Osmanlı’nın fütuhat sahalarında başlayan milliyetçilik akımları ile özellikle Çarlık Rusya’sının güneye doğru Osmanlı’yı baskılaması sonucunda, dışarıdan içeriye çok sayıda mülteci akını olmuştur.

1850’li yıllarda, özellikle 1856 Osmanlı-Rus Savaşı sonrasında Kırım Tatarlarının önemli bir kısmı Osmanlı’ya göç etti. Kırım Tatarları göçü 1783 yılında Rusya’nın Kırım’ı ele geçirmesiyle başlamış ve 1890 yılına kadar devam etmiştir.

24 Mayıs 1864 yılı Çerkez soykırımı olarak anılmakta. (Çerkes ya da Çerkezler bir ana başlık olup Çeçen, Abhaz, Oset, Ubıh, Karaçay, Adige ve Balkar boylarından oluşur.) Kafkaslarda Çarlık Rusya’sı tarafından 1864 yılında büyük bir Çerkez sürgünü ve katliamı yapılmıştır. Takribi 500 bin Çerkez, Osmanlı topraklarına sığınmak zorunda kalmıştır. Birinci Dünya Savaşı’na kadar devam eden Çerkez göçü, 1 milyon 500 bin sayısına ulaşmıştır.

93 Harbi olarak bilinen 1878 tarihli Osmanlı Rus savaşı sonrasında da Kafkaslardan ve Balkanların kuzeyinden takribi 1 milyonun üzerinde Müslüman mülteci gelmiştir.

Balkanlardaki milliyetçilik ve bağımsızlık hareketleri 1812 yılında Sırp ayaklanmasıyla başlayıp 1821 Yunan ayaklanmasıyla 19. yy. boyunca devam etti. 1912 Balkan Savaşıyla Osmanlı Balkanlardaki egemenliğini tamamen yitirdi.

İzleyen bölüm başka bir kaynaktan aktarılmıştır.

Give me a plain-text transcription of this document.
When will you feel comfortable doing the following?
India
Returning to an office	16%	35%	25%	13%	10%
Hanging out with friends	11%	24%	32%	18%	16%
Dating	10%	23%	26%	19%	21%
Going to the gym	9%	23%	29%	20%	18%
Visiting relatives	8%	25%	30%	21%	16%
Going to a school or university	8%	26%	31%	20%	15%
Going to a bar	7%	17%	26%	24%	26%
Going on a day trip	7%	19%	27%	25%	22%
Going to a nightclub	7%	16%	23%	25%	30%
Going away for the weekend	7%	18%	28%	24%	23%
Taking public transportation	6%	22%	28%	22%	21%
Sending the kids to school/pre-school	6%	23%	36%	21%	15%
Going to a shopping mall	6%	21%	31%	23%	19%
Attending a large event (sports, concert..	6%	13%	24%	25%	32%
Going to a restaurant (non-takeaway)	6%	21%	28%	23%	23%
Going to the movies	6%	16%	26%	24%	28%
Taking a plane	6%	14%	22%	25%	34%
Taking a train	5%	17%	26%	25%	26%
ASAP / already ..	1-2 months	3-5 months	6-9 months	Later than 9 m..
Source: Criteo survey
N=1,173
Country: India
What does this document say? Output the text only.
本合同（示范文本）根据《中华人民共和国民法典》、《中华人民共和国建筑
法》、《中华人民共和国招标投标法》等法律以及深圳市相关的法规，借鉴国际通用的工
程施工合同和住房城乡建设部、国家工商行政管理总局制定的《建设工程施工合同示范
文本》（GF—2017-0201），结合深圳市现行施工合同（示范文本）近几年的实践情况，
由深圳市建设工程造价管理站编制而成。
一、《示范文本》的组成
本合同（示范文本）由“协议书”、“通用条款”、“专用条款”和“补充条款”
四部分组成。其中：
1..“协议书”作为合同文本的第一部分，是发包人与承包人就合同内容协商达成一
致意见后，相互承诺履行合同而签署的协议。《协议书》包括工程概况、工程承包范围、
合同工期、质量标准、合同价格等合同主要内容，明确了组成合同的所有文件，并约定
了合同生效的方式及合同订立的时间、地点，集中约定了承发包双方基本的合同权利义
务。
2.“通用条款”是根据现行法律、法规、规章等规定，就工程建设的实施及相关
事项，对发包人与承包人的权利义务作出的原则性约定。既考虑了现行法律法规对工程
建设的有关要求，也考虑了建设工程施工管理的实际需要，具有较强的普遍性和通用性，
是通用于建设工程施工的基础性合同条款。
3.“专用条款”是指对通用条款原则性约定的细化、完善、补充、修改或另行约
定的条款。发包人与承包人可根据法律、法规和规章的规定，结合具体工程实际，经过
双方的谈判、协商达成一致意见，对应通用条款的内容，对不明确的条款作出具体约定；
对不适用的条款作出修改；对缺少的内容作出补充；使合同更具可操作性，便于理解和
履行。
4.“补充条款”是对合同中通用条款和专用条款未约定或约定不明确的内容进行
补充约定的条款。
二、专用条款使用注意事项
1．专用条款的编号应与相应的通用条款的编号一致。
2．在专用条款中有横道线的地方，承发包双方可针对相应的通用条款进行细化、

Bu süre boyunca ve özellikle 1912’de Balkanlardan Osmanlı içlerine milyonun üzerinde göçmen girişi oldu. Bu arada Osmanlı’da kendi bölgesinde kalan az sayıda da olsa, Bulgar ve kimi Balkan halkını ilgili ülkelere gönderdi.

Sonuçta Osmanlı egemenlik sahalarından Osmanlı içlerine gelen göçmen ve mültecilerin hemen tamamı Müslümandır.

1915 yılında Osmanlı’nın İttihatçı yönetimi, 1,5 milyona varan Osmanlı Ermeni nüfusunu çöllere sürme karar verdi. Ancak tarihi kayıtlar, bilgi ve belgelerin de gösterdiği gibi resmi düzeyde bir sürgün kararı olmakla birlikte, uygulamada bu aslında Ermenileri imha kararıydı.

Birinci Dünya Savaşı’nın başlarında İttihatçılar Ege’den 130 bin civarında Rum’u, taciz ve zor yoluyla Yunanistan’a göçertmişlerdir. Bu uygulamanın şefi de İTC’yi Ege’de örgütleyen ve Galip Hoca takma adıyla anılan Celal Bayar’dır.

1915 yılında Güneydoğu’da Süryanilere karşı yapılan kırım (ki, Süryaniler buna kılıç anlamı olan Seyfo yılı diyorlar) 250 bin insan katledilirken 200 bin insan da göçertiliyor.

1921-1923 yılları arasında 50 bini katledilmiş ve 300 bini göçertilmiş Pontos Rum’u vardır.

Cumhuriyet döneminde 1923 yılında Lozan Barış Anlaşması’na ek olarak yapılan Türkiye-Yunanistan nüfus mübadelesi anlaşmasına göre, Yunanistan’dan 500 bin Müslüman Türkiye topraklarına gelirken, Türkiye’den de 1 milyon 500 bin Rum, Yunanistan’a gönderilmiştir.

1934 Trakya olaylarında 15 bin Yahudi’nin göçertilmesi, 1955 6-7 Eylül olayları, 1964 yılında Kıbrıs olayları bahane edilerek 13 bin İstanbullu Rum’un sınır dışı edilmesi, 1974 Kıbrıs olaylarının bahanesiyle Rumlara uygulanan baskılar…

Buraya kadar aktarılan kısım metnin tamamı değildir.